むしろ、伝えきれないからこそ、信頼が要る

仕上げてくれるのは、使う人だった

あるとき、旅館に納品した照明が、
想定とはまったく違う高さに設置されていたことがありました。
「えっ、そんな使い方!?」と思うような位置。
でも、見てみると、妙にしっくり来ている。
むしろ、こっちの方が“正解”だったんじゃないかと思うほどに。

あとから聞くと、
「そこの柱がちょうど空いてたから」「お客さんの背の高さに合わせた」とのこと。

──私たちが決めた“設計”は、
現場で、暮らしの中で、“運用”によって再編される。

そのとき、製品は初めて“仕上がる”のだと気づきました。

「完成」を手放すということ

ものづくりをしていると、つい、「完成」にこだわりたくなります。
細部の寸法、仕上げの質感、梱包の形。
どれも、きちんと届けたい。

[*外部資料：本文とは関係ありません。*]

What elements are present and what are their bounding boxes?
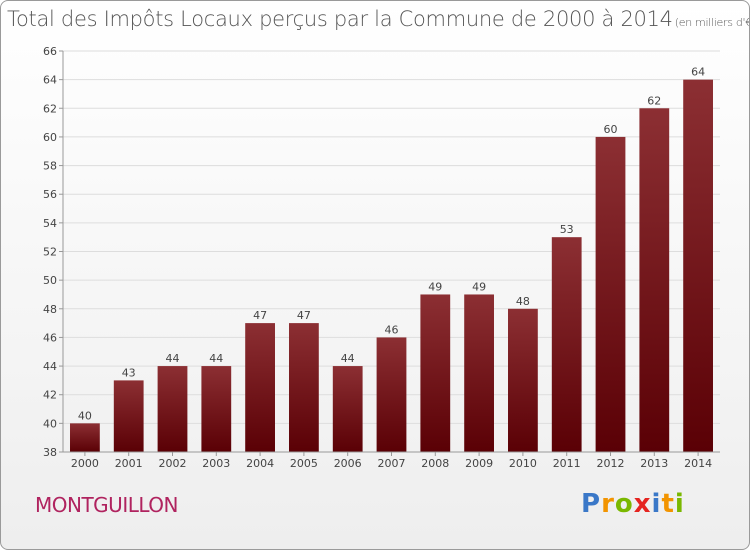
value-label-2000: 40 — [78, 409, 92, 422]
x-tick-label-2005: 2005 — [290, 457, 318, 470]
bar-2009 — [464, 294, 494, 452]
x-tick-label-2013: 2013 — [640, 457, 668, 470]
x-tick-label-2006: 2006 — [334, 457, 362, 470]
value-label-2010: 48 — [516, 295, 530, 308]
bar-2006 — [332, 366, 363, 452]
bar-2001 — [113, 380, 144, 452]
y-tick-label: 50 — [43, 274, 57, 287]
value-label-2012: 60 — [604, 123, 618, 136]
y-tick-label: 48 — [43, 303, 57, 316]
x-tick-label-2012: 2012 — [597, 457, 625, 470]
x-tick-label-2004: 2004 — [246, 457, 274, 470]
y-tick-label: 66 — [43, 45, 57, 58]
y-tick-label: 40 — [43, 417, 57, 430]
y-tick-label: 44 — [43, 360, 57, 373]
proxiti-logo: Proxiti — [581, 489, 685, 519]
bar-2007 — [376, 337, 407, 452]
bar-2014 — [683, 79, 713, 453]
logo-letter: t — [661, 489, 675, 519]
bar-2004 — [245, 323, 275, 452]
value-label-2014: 64 — [691, 66, 705, 79]
bar-2002 — [157, 366, 188, 452]
y-tick-label: 52 — [43, 246, 57, 259]
bar-2010 — [508, 308, 538, 452]
value-label-2009: 49 — [472, 280, 486, 293]
value-label-2006: 44 — [341, 352, 355, 365]
y-tick-label: 42 — [43, 389, 57, 402]
value-label-2001: 43 — [122, 366, 136, 379]
y-tick-label: 56 — [43, 188, 57, 201]
x-tick-label-2010: 2010 — [509, 457, 537, 470]
y-tick-label: 58 — [43, 160, 57, 173]
logo-letter: o — [614, 489, 634, 519]
value-label-2008: 49 — [428, 280, 442, 293]
logo-letter: x — [633, 489, 652, 519]
x-tick-label-2001: 2001 — [115, 457, 143, 470]
chart-title: Total des Impôts Locaux perçus par la Co… — [7, 7, 750, 31]
bar-2012 — [595, 136, 626, 452]
y-tick-label: 46 — [43, 331, 57, 344]
value-label-2013: 62 — [647, 94, 661, 107]
logo-letter: r — [601, 489, 615, 519]
logo-letter: i — [674, 489, 685, 519]
x-tick-label-2007: 2007 — [378, 457, 406, 470]
value-label-2002: 44 — [166, 352, 180, 365]
x-tick-label-2008: 2008 — [421, 457, 449, 470]
chart-title-text: Total des Impôts Locaux perçus par la Co… — [7, 7, 673, 31]
x-tick-label-2003: 2003 — [202, 457, 230, 470]
logo-letter: P — [581, 489, 602, 519]
value-label-2007: 46 — [385, 323, 399, 336]
x-tick-label-2011: 2011 — [553, 457, 581, 470]
value-label-2005: 47 — [297, 309, 311, 322]
y-tick-label: 62 — [43, 102, 57, 115]
y-tick-label: 60 — [43, 131, 57, 144]
bar-2003 — [201, 366, 232, 452]
bars: 40 43 44 44 47 47 44 46 49 49 48 53 60 62 64 — [70, 66, 713, 453]
y-tick-label: 38 — [43, 446, 57, 459]
bar-2008 — [420, 294, 451, 452]
logo-letter: i — [651, 489, 662, 519]
x-tick-label-2014: 2014 — [684, 457, 712, 470]
value-label-2003: 44 — [209, 352, 223, 365]
x-tick-label-2002: 2002 — [159, 457, 187, 470]
chart-unit: (en milliers d'€) — [674, 16, 750, 29]
y-tick-label: 64 — [43, 74, 57, 87]
axes: 38 40 42 44 46 48 50 52 54 56 58 60 62 64 66 2000 2001 20… — [43, 45, 720, 470]
value-label-2004: 47 — [253, 309, 267, 322]
x-tick-label-2009: 2009 — [465, 457, 493, 470]
bar-2013 — [639, 108, 670, 453]
y-tick-label: 54 — [43, 217, 57, 230]
bar-2000 — [70, 423, 100, 452]
commune-name: MONTGUILLON — [35, 493, 179, 517]
bar-2005 — [289, 323, 319, 452]
bar-2011 — [551, 237, 582, 452]
x-tick-label-2000: 2000 — [71, 457, 99, 470]
value-label-2011: 53 — [560, 223, 574, 236]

妥協したくない。

でも同時に、「自分たちの完成」と「相手にとっての完成」は違うということも、だんだん分かってきました。

私たちのつくったものは、
どこかで誰かの手に渡り、
誰かの場所に置かれ、
誰かの視線と暮らしの中で、静かに馴染んでいく。

そこで見せる顔こそが、その製品の本当の「完成形」なのかもしれません。